Now let us understand the philosophy of RGB prior to discuss preparing images and labels,

RGB (Red, Green, Blue) are consuming 8 bit each. The range for each individual color is 0-255 (i.e. 256 possibilities).
The combination range is 256x256x256 in maximum approach.

Dividing by 255, the 0-255 range can be described with a 0.0-1.0 range where 0.0 means 0 and 1.0 means 255.

As we have split all the data into train (images and labels) and test (images and labels). We prepare it further for machine learning as given in the following:

x_train = np.array(x_train).reshape((2593, 200 * 200))
x_train = x_train.astype('float32') / 255
x_test = np.array(x_test).reshape((1729, 200 * 200))
x_test = x_test.astype('float32') / 255

Here we have these figures 2593 and 1729, where these come from?. The total number of images are 4322 in flowers dataset. We have split 60% & 40% of total number of images i.e. 2593 and 1729 respectively as in step 6.

Now preparing labels categorically using keras utility to_categorical as:

 from keras.utils import to_categorical
 y_train = to_categorical(y_train)
 y_test = to_categorical(y_test)

Step 8: Creating a very basic and simple machine learning model

We are not going to use any convolution neural network(CNN), we would just right very basic code for our machine learning model.
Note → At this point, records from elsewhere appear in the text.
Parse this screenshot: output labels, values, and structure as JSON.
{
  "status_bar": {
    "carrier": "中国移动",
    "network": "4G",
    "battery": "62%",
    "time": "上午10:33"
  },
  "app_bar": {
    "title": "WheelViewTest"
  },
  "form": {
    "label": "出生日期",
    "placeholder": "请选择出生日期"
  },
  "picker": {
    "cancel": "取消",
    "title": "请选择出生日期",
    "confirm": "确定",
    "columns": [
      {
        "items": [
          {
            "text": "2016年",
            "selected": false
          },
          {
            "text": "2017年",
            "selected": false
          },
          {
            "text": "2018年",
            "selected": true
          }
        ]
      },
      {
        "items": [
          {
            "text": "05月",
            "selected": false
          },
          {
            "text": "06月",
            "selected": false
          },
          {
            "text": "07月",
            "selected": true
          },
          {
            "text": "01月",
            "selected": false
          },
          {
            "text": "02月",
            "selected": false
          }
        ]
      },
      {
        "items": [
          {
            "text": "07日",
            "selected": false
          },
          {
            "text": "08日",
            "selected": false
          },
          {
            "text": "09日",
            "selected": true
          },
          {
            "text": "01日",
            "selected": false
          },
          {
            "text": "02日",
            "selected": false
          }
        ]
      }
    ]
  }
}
Let us do it.

 import tensorflow as tf
 import tensorflow.keras as keras
 from tensorflow.keras.models import Sequential
 from tensorflow.keras.layers import Dense 
 from tensorflow.keras.optimizers import *

 model = Sequential()
 model.add(tf.keras.layers.Dense(512, activation='relu'))
 model.add(tf.keras.layers.Dense(5, activation='softmax')) # as 5 labels are there 
 model.compile(optimizer='rmsprop', loss='binary_crossentropy', metrics=['accuracy'])
 model.fit(x_train, y_train, epochs=180)

Note that all the essential libraries for machine must be installed prior to start creating machine learning model. If you need guideline please read my blog or watch video tutorial, Click Here. If you have Anaconda3 installed on system then please read my blog or watch video tutorial about setting up Anaconda3 for machine learning, Click Here. Or you could use google colab, Click Here

Conclusion

The purpose of this blog and video tutorial is just to deliver very simple and basic understanding about to use Python Image Library(PIL) through a few essential steps to create a basic machine learning model. This model could be improved further.